Although this is not breaking news to anyone, minutes released this week of the Federal Open Market Committee’s December meeting show just how bad things have become mixed with a bit of healthy dissention between the Committee members as to how to deal with the crisis. In the end the meeting resulted in a united statement of position with the Fed coming out announcing a “range” for the federal funds rate instead of the usual exact numerical target for the rate.
The minutes describe the many economic indicators that have taken a turn for the worse just in the period since the FOMC’s last meeting in October. There is a glimmer of hope on certain fronts, but overall, the U.S. economy is in dire straits with the real possibility of a “prolonged retraction” for many years looming overhead.
Factors relating directly to real estate continue to be of major concern. Those factors include:
• The housing market weakened again as construction activity, new home sales, and home prices declined further
• Financial markets saw a further pullback in risk-taking
• Output of construction supplies declined
• Whatever real income boost people got from recent lower energy prices was offset somewhat by the negative wealth effects of lower home equity and house prices
• Single-family housing starts and permit issuance declined further in November
One positive factor was the slight ease of financing conditions for prime borrowers thanks to the Fed’s announcement it would purchase agency debt and mortgage-backed securities totaling as much as $600 billion.

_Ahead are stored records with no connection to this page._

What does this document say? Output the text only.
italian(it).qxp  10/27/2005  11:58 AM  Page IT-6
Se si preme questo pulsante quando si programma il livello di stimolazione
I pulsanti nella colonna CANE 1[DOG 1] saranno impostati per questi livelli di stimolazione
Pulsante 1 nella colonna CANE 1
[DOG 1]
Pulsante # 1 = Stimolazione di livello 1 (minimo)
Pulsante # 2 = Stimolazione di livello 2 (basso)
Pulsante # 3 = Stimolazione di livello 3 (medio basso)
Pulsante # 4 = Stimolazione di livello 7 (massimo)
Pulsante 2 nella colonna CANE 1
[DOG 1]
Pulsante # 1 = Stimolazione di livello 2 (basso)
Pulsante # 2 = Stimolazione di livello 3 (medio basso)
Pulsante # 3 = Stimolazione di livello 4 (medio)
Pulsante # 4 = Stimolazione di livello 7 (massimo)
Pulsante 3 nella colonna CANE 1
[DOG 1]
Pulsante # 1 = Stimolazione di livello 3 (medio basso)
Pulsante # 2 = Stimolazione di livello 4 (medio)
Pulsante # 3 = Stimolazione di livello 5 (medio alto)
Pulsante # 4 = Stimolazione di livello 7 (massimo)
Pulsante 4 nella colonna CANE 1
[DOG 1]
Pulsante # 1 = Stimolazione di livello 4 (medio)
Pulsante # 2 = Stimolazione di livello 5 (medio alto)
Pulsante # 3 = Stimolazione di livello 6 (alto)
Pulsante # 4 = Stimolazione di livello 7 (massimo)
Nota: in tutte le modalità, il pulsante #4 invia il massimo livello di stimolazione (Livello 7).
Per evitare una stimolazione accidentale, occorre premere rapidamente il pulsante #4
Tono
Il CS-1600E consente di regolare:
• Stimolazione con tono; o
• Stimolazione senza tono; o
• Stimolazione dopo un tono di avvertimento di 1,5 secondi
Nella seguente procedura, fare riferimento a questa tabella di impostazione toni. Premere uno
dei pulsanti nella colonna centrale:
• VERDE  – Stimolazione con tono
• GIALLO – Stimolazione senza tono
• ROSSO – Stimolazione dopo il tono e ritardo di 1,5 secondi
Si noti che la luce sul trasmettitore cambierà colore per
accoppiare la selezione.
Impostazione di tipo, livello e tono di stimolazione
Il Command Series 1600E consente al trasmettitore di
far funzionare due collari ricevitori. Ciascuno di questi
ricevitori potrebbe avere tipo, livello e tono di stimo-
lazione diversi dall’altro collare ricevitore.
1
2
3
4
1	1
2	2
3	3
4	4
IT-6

An updated forecast prepared for the Committee by staff members revised down its outlook for economic recovery in 2009, with a projected moderate recovery in 2010. Real GDP is expected to fall further than anticipated during the first half of 2009.
All meeting participants agreed the economic downturn had intensified during the Fall of 2008. Household wealth has dropped sharply as credit conditions tightened up, unemployment increased and consumer confidence waned, causing a sharp contraction in consumer spending.
In summary, it looks like the FOMC members were somewhat taken aback by just how bad things had turned in such a short period of time. Whatever solutions they eventually promulgate will have a long, drawn-out course to post-marathon recovery.
What does all this mean for those looking to the advantages of purchasing or dealing in foreclosure property? Most likely it means there is still quite a way to go before the current foreclosure trend peaks out. Even when home prices bottom out, some forecasters expect the economy to drag along the bottom for a number of months (if not years) before prices recover any of the current lost equity.
It looks like 2009 and 2010 are going to be good years to buy real estate at bargain prices. Time to start doing your homework now and get ready to join the race.